- Born: 1964 or 1965 (age 61–62) England
- Education: Hasmonean Grammar School
- Alma mater: Imperial College London
- Occupation: Hedge fund manager
- Known for: Co-founder of Brevan Howard
- Spouses: ; Sabine Howard ​(div. 2015)​ ; Caroline Byron ​(m. 2020)​
- Children: 6

= Alan Howard (hedge fund manager) =

British hedge fund manager

Alan Howard (born 1964 or 1965) is a British billionaire hedge fund manager and co-founder of Brevan Howard Asset Management LLP. In 2025, the Sunday Times Rich List estimated his net worth as £2.5 billion.

==Early life==
He was born in England to a Jewish family, Howard attended Hasmonean Grammar School, Hendon London. After graduating from Imperial College London with a master's degree in engineering, he began his financial career at Salomon Brothers and worked in the ECU eurobond market.

==Career==
Howard served on the New York Federal Reserve's investor advisory committee on financial markets and is one of a group of financial managers, who on occasion, advised New York Federal Reserve officials on economic policy.

In 2019, Howard stepped down as the CEO of Brevan Howard. He was replaced by then chief risk officer, Aron Landy.

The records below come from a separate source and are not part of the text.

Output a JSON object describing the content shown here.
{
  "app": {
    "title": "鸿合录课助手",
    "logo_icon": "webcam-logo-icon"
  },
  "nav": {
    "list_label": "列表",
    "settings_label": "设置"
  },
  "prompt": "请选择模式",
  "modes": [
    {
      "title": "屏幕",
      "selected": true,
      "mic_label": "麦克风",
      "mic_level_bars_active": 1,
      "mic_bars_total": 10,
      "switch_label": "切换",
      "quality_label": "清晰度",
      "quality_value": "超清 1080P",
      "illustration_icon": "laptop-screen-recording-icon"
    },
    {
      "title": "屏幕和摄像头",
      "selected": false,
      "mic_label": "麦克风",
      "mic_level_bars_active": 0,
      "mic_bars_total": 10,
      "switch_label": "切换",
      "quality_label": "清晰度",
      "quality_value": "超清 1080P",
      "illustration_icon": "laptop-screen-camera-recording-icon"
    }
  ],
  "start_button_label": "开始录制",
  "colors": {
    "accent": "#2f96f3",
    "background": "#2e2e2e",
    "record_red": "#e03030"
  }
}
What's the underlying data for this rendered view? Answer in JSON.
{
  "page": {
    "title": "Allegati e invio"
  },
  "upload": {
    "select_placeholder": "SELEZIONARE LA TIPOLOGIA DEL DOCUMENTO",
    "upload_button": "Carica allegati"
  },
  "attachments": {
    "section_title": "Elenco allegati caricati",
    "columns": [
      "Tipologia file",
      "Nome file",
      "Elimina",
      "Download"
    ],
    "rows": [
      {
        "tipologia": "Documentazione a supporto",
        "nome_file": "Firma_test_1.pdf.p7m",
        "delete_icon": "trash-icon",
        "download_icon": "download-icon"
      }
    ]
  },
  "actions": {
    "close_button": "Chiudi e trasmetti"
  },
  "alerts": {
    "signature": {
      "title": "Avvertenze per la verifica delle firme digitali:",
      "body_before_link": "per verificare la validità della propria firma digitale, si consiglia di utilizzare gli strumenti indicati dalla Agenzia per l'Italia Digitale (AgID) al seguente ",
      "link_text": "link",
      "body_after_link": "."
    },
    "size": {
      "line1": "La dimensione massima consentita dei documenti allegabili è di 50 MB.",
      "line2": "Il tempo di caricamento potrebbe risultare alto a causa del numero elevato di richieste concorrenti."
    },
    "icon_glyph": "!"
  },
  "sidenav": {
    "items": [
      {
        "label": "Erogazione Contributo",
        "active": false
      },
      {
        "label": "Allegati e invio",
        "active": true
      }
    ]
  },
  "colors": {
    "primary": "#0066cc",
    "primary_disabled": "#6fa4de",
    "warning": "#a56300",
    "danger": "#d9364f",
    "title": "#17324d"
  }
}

In 2020, Howard backed hedge fund One River Digital Asset Management in their purchase of more than $600 million worth of Bitcoin and Ethereum. The fund has commitments that will bring its total holdings of the cryptocurrencies to approximately $1 billion in 2021.

In 2020, Howard was named in the 50 Most Influential (Bloomberg ranking) People Who Changed Global Business.

==Personal life==
He was married to Sabine Howard, who is French, and they have four children. They divorced in 2015. He married Caroline Byron in January 2020 and they have two children.

In 2010, Howard moved from London to Geneva, Switzerland. Five years later, he purchased a $14.5 million condo in Miami, Florida. In 2017, he returned to London. In December 2025, it was reported that Howard moved back to Switzerland.

Howard has been active in the United Kingdom's Conservative Party circles. Since 2019, he has donated £1.6 million to the party, including a one-off donation of £1 million in the spring of 2023.

Howard founded the Alan Howard Charitable Foundation which until closing in 2010 contributed to charities that focused on Israel, Holocaust education and the homeless. Howard continues to support homeless charities.

In 2014, Howard started The Alan Howard Foundation/JW3 Speaker Series, which is a collection of conversations, talks, and entertainment by leaders and experts in their respective fields. Each event is intended to raise money for the JW3 centre in London.

In December 2019, Reuters reviewed documents of the Cypriot government which show that Howard requested Cypriot citizenship in 2018.

Lady Gaga performed at his wedding to Caroline Byron.

=== Wealth ===
In February 2013, Forbes listed him as one of the 40 highest-earning hedge fund managers. In 2014, he was ranked 53rd on the UK's Sunday Times Rich List.
According to Forbes, as of 2019, Howard's net worth is $1.6 billion.